Smart growth has been proposed as an alternative to urban sprawl. There has been substantial research on the application of smart growth to passenger transport, but little has been done to examine its impact on goods movement. Transportation planning organizations are looking to influence future land-use patterns to create livable, sustainable communities by reducing such factors as vehicle miles traveled (VMT) and congestion, and therefore greenhouse gas emissions. However, along certain roadway segments, smart growth policies could increase congestion. Such congestion could decrease average speed, increase the frequency of hard vehicle accelerations, decrease vehicle fuel economy, and increase air pollutant emissions. Land-use activities (zoning, urban growth limits, etc.) are often disconnected from decisions regarding investments in the goods movement system. Understanding how land-use decisions can impact goods movement demand will become increasingly important. In addition, improved modeling that fully accounts for impacts of future land use on personal and goods transportation, in terms of VMT and potentially other metrics, could be used to help design smart growth strategies that result in the greatest emissions benefit.
The objective of this research is to modify existing public domain tools or models to provide guidance to identify the interrelationships between goods movement and smart growth applications that can be used by decisionmakers to more accurately understand metropolitan goods movement demand and relevant performance metrics.
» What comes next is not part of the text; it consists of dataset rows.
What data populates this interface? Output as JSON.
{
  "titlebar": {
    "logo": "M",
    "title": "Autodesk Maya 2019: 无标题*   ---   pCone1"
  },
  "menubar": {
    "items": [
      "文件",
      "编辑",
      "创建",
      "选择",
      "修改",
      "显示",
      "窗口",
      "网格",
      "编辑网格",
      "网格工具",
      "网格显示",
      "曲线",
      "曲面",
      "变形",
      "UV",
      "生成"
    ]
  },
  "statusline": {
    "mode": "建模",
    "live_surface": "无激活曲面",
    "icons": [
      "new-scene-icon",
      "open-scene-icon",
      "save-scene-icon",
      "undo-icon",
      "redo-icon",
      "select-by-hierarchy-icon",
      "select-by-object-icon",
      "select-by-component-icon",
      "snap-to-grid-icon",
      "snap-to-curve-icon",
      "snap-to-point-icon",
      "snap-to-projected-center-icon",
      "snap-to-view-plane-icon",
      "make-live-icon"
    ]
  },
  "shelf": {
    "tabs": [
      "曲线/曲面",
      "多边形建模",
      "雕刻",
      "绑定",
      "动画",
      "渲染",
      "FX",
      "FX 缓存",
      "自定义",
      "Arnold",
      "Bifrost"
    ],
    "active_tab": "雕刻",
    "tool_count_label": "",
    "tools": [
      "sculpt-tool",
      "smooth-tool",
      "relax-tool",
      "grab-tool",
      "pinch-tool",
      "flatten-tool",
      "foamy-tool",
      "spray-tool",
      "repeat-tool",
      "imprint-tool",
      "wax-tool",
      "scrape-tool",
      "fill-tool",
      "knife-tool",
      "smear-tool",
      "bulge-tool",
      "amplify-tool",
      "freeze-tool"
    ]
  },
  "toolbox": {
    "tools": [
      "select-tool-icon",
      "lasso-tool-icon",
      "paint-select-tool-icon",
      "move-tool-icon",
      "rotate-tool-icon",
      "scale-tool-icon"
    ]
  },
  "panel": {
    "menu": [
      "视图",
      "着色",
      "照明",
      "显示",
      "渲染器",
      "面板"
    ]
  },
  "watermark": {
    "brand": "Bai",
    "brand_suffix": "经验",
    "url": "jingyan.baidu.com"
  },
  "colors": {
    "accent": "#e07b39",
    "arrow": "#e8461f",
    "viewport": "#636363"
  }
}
(1). Describe current smart growth principles and practices, both domestic and international, and identify overarching themes to develop a definition of smart growth for this research. Identify metrics and performance measures, especially for goods movement (if available) that have been proposed and/or applied for such practices. (2). Based on existing federal, state, regional, and local proposals for goods movement and smart growth, identify public and private stakeholders (e.g., small businesses, economic development agencies, chambers of commerce, shippers, carriers, planners) that would be affected by goods movement/smart growth plans, policies, and regulations. Provide a rationale for selection of the identified stakeholders. (3). Two months after contract initiation, prepare an interim report providing the results of Tasks 1 and 2. (4). Identify a potential effective set of goods movement and smart growth metrics and performance measures. Conduct surveys of public and private stakeholders identified in Task 2 to evaluate the use by planners of the selected metrics and performance measures. (5). Identify several transportation models and analytical tools in the public domain that could be modified with the smart growth and metropolitan goods movement metrics and performance measures selected in Task 4. Identify the costs and likelihood of model or tool adaption for these purposes. Recommend a modified public domain model (e.g., activity-based or tour-based) or analytical tool for potential application in Task 7. (6). Upon NCFRP approval of the recommended modified model or analytical tool, develop three theoretical scenarios of land-use densities (high, medium, and low) to test the metrics and performance measures, including evaluation criteria, to ensure the output is valid. (7). Test the three scenarios and assess the validity of the modified model or analytical tool. (8). Prepare a final report documenting the research and the modified tool or model that provides guidance for decisionmakers to more accurately understand the interrelationships between metropolitan goods movement and smart growth applications.